Two weeks later they sent a standard letter, they say you are an excellent candidate, but so far we have no vacancies for you.



findings


I almost did not get upset, but made some conclusions.



Candidates have an interesting mood - “PHP’s better there than Sishnik’s.” As if there is a pink marmalade country. Apparently, work will have to be healthy. In close cubicles on stile chairs. Dogs run everywhere. And the collection of cans from Red Bull have not forgotten yet?



At the same time, it is not very clear who they were looking for specifically. It seems that they needed some kind of universal biorobot. Theoretically-practical language-independent individuals who can be thrown at any task. Be it a PHP backend, a huge parallelized database in C ++ or a game client on AS3. I don’t know how now, but in my time we did not give such an education in Russia. Everyone studied himself in practice and (possibly) quite excelled in his field.



Some questions I did not expect. Then I sat thinking for a while, for example, over a proposal to talk about the framework used in the company.



In some aspects there was a better opinion of himself. It became sad that it is impossible to grow up. I decided to grow in breadth and jump on various other technologies.

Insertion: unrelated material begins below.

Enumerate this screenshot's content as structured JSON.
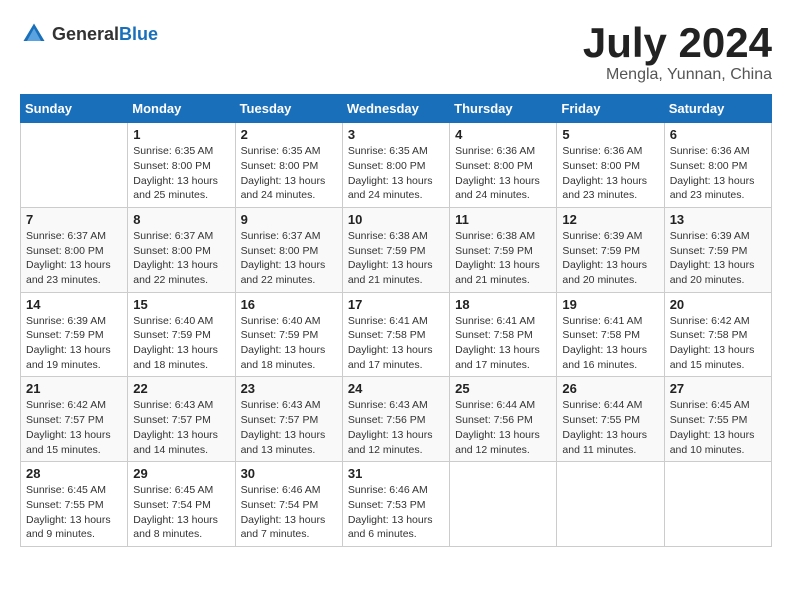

That's right, I read different theoretical books. Knowledge was useful. But, of course, it's sad that Flash is such a child's toy. I can bet that 90% of flashers have never used nonstandard data structures, and the complex algorithm from the category of classical data on these structures is not capable of writing. There also PHP'sty, and Java Enterprise developers. There is still, of course, the question "Why?" .



In general, one practical interview gave me several orders of magnitude more experience and reasons for reflection than reading articles on how to pass an interview, and what they might ask ... But they may not.



Interesting from the comments






Update : thanks to everyone who sent error messages and typos.